Tuesday 16 October 2012

Ted (2012) dir, Seth MacFarlane

Rating: 5/5

Ted is everything I anticipated it to be and more. The joyously ridiculous comedy of Seth MacFarlane has brightened my life for around 7 years now, and I can always rely on Family Guy, American Dad! or The Cleveland Show to make me howl with laughter. So when my partner and I saw the trailer for Ted in the cinema, we looked at each other and said, "We've gotta see that!" and it turned out to be the funniest thing I've seen all year.

So, anyone familiar with MacFarlane's work will see many of his trademarks in Ted. He, Mila Kunis, Patrick Warburton, Alex Borstein and Patrick Stewart are all involved, obsessive passion for quintessential '80s icons, and cringe-worthy, crude humour, all topped off with his famous cartoony Massachusettes drawl.
The movie starts on Christmas Eve of 1985, when social outcast John Bennett makes a special wish that his new teddy would come to life and be his friend. When his wish comes true he, his parents and the world are suitably shocked, and Ted starts making the rounds of talk shows. But, as Patrick Stewart's narration concludes, "whether you're Corey Feldman, Frankie Muniz, Justin Bieber or a talking teddy bear, eventually nobody gives a shit."
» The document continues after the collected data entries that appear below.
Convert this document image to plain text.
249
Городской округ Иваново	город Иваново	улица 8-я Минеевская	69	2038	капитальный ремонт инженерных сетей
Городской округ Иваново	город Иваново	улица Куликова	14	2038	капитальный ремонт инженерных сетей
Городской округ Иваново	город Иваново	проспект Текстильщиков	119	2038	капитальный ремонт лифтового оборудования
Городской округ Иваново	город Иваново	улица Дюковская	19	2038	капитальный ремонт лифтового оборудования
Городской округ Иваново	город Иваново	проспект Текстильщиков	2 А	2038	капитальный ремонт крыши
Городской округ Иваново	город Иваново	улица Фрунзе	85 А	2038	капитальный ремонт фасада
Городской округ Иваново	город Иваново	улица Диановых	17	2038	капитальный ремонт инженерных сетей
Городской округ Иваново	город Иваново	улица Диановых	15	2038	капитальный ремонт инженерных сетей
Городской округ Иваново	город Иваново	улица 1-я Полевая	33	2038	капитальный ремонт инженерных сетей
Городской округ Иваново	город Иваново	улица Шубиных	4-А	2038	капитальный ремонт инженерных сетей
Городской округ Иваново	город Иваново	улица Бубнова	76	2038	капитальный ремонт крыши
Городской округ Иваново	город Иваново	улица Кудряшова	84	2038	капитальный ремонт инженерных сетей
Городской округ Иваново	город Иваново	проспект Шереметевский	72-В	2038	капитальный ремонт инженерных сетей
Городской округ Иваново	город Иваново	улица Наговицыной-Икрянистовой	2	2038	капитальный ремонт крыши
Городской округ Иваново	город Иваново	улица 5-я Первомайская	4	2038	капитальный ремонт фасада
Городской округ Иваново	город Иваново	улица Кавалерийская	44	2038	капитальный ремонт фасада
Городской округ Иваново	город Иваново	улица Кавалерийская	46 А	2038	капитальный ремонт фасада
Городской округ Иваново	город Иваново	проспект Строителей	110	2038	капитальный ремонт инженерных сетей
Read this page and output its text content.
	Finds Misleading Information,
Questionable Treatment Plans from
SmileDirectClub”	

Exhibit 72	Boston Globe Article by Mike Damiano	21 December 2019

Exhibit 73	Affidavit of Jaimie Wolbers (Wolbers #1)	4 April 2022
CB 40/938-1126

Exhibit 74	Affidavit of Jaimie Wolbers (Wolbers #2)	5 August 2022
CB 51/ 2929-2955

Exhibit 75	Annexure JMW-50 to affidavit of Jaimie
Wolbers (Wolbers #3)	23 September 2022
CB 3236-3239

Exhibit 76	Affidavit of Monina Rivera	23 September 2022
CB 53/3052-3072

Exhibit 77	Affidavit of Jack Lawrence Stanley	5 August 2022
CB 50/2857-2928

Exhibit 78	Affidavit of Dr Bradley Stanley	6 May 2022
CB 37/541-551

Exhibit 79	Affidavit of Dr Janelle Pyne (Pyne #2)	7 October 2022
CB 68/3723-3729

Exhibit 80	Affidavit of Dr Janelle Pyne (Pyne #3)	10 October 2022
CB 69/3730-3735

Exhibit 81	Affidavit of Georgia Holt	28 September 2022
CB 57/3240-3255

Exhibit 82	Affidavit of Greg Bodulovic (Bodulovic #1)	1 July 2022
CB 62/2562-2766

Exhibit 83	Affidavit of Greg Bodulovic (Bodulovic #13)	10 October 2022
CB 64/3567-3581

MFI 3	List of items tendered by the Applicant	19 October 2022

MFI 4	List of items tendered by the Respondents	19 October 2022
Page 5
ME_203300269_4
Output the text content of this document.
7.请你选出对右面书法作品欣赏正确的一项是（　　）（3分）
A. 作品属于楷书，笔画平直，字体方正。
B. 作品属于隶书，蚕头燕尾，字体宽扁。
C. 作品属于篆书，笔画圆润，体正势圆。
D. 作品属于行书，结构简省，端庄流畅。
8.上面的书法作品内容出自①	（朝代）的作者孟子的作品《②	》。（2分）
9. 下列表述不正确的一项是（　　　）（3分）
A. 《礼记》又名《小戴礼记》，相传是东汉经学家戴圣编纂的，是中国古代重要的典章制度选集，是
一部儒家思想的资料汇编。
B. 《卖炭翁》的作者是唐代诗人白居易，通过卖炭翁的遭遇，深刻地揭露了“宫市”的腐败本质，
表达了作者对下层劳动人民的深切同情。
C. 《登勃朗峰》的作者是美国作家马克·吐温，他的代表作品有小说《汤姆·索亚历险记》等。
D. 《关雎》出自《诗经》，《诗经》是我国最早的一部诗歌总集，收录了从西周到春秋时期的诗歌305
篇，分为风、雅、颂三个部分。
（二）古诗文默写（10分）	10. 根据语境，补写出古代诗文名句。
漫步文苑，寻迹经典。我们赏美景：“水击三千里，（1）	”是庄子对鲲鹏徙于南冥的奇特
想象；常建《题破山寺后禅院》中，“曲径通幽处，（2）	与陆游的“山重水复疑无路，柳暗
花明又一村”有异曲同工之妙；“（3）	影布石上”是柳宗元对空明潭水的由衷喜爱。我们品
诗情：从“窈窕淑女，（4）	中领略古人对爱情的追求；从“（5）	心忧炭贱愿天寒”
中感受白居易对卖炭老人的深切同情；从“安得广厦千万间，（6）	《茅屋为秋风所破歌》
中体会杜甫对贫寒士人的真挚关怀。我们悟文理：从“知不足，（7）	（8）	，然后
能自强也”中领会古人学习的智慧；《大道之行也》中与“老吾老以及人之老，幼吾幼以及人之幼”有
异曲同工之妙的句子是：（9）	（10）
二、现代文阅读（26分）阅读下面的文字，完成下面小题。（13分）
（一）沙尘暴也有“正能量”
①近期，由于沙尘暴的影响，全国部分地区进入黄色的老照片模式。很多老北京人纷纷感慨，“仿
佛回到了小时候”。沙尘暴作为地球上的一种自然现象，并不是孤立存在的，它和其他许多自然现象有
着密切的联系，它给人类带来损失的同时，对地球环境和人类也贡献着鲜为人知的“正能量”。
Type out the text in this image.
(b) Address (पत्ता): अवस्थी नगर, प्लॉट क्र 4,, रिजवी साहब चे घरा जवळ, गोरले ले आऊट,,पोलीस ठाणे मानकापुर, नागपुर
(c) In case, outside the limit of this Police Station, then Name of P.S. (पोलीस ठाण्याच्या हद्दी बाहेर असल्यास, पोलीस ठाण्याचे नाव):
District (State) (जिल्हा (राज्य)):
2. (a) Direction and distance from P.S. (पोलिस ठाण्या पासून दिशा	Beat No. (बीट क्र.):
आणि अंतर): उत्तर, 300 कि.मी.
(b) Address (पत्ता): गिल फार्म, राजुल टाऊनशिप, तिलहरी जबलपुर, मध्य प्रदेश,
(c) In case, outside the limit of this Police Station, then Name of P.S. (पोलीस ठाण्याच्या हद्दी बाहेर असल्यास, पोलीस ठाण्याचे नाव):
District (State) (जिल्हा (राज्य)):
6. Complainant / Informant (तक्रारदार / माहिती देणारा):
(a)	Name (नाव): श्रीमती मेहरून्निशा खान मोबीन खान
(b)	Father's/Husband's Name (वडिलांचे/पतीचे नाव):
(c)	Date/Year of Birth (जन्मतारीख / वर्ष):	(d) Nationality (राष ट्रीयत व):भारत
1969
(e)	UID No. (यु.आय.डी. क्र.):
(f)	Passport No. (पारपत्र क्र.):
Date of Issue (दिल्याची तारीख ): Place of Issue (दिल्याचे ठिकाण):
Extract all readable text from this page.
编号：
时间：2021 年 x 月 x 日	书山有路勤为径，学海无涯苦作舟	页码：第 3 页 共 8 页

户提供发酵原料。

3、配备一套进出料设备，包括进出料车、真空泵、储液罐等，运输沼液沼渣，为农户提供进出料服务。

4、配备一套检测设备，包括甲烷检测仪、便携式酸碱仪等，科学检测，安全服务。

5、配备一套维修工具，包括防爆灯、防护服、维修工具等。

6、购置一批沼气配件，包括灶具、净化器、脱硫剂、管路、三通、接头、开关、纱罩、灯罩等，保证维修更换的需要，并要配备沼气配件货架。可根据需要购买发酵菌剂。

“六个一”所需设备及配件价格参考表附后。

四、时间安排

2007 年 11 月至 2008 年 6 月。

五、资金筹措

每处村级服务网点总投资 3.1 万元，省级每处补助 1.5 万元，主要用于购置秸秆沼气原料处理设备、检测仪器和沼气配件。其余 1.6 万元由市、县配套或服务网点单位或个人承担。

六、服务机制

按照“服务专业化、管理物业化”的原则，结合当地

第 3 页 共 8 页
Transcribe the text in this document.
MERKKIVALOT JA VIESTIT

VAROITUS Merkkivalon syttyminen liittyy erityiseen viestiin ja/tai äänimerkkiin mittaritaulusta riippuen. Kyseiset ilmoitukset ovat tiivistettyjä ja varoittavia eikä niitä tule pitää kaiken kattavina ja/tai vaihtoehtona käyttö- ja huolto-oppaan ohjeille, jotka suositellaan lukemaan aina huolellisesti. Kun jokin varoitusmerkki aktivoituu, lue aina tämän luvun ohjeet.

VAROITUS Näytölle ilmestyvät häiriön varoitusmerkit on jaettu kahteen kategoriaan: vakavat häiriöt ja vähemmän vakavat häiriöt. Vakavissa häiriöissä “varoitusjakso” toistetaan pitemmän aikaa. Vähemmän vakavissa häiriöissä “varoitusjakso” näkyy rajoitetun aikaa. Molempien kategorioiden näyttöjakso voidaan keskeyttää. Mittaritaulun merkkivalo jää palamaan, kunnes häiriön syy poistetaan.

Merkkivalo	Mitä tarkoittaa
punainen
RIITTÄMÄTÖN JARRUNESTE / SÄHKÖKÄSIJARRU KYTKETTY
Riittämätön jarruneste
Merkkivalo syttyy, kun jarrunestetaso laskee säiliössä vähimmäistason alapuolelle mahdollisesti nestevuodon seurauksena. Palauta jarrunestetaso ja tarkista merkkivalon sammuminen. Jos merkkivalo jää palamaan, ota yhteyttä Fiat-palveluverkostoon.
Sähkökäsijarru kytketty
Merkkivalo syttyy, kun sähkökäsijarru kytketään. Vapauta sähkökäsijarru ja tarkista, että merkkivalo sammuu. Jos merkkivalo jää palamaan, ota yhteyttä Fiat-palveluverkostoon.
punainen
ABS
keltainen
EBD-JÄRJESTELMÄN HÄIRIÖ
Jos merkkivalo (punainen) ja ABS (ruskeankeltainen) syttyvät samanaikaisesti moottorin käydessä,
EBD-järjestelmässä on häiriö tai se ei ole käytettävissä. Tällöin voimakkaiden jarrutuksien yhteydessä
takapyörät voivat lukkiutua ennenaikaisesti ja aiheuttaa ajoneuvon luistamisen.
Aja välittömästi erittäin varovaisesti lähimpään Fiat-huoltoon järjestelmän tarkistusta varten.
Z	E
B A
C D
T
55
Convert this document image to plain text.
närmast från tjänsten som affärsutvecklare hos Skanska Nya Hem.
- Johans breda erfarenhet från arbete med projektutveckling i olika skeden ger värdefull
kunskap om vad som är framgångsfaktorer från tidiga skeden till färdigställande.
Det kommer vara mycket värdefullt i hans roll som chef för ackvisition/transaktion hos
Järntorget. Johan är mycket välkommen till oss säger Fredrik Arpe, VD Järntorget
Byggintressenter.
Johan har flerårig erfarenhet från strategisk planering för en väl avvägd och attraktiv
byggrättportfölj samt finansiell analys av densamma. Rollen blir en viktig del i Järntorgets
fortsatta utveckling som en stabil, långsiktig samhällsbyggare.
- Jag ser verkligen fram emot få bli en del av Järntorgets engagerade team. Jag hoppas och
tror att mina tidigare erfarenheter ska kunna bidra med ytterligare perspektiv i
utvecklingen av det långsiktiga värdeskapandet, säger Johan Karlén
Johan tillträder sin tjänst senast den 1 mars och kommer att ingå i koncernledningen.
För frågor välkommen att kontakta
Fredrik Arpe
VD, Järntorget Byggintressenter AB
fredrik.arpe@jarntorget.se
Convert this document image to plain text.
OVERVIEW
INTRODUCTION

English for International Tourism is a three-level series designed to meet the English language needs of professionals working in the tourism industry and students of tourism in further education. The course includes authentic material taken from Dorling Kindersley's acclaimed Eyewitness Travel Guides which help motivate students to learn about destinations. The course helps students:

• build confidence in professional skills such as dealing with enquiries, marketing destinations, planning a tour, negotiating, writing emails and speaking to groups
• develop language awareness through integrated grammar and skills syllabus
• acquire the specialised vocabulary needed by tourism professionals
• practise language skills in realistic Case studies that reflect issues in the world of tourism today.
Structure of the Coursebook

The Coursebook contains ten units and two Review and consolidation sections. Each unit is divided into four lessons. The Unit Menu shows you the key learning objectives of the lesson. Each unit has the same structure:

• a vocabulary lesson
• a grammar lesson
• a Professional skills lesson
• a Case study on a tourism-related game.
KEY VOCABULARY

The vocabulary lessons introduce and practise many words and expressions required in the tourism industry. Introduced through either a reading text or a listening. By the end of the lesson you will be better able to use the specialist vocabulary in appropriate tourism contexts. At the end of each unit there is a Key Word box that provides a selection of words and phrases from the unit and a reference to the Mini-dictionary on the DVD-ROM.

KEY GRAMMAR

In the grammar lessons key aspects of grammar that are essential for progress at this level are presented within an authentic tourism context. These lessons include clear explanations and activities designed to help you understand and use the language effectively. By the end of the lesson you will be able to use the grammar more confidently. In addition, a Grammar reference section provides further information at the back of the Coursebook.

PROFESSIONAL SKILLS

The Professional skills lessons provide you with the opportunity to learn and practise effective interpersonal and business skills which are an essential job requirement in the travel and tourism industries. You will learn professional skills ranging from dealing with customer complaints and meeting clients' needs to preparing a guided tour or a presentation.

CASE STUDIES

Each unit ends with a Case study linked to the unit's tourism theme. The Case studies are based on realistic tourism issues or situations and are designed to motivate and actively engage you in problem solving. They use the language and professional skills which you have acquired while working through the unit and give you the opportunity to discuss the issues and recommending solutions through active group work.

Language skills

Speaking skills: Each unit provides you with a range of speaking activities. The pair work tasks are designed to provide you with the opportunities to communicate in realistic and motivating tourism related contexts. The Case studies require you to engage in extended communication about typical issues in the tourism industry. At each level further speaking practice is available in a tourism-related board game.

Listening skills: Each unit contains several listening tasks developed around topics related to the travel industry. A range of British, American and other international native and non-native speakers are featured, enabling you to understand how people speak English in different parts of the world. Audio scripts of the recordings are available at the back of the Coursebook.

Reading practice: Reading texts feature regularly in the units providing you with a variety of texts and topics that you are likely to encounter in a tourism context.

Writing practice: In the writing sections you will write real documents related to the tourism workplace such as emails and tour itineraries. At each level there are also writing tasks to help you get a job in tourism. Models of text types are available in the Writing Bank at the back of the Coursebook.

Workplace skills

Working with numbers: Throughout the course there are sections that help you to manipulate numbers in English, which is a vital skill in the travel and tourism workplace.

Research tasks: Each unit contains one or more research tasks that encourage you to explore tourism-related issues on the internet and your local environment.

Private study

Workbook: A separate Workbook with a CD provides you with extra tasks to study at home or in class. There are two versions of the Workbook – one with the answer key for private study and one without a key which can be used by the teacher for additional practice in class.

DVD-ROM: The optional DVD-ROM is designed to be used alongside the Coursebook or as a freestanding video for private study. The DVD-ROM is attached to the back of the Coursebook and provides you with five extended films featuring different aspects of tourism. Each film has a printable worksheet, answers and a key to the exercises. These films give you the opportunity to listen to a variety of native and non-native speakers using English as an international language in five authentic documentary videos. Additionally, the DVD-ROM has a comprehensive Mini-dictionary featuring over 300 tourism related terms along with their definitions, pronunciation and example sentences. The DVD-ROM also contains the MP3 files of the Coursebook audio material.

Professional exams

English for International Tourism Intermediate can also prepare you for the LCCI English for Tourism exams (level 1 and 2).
And so we land in 2012, and find John in a dead-end job, failing to commit to his girlfriend, and smoking more pot than Cheech, Chong, Harold and Kumar put together, and all in the company of his BFF, Ted. John (Mark Wahlberg) has been with Lori (Mila Kunis) for 4 years now, and is facing the inevitable...committing to her and proposing marriage. But, as his friends needlessly point out, Ted is something of a bad influence on John, and getting in the way of his relationship. Is he ever! Together, John and Ted are like a couple of 13 year olds, and on the evening of their anniversary, he and Lori come home to find Ted partying with four hookers, one of whom is "pretty ballsy" when it comes to Truth or Dare!



So, Ted has got to move out, get a job and start actin' responsible. Luckily, Ted lives in a Manhattan where you roll joints in public without getting arrested, and bosses promote you for sexually defiling the produce. His new bachelor lifestyle seems to be paying off, with wild, star-studded parties taking place in his squalid apartment.

Naturally, John temporarily screws up his relationship, he and Ted temporarily fall out, and then trouble strikes in the form of a demented guy and "a kid who may be his son and may be his lover." The structure of the story is cliched in parody form, and all the blanks are filled in with MacFarlane's most hilarious, moronic and outrageous material yet. It's like having hiccups for two hours straight, with each *hic* replaced with a laugh-out-loud. It won't appeal to anyone straight-laced, politically correct or devoutly religious. But from my observations, the majority of people will be rolling in the aisles from start to the very end.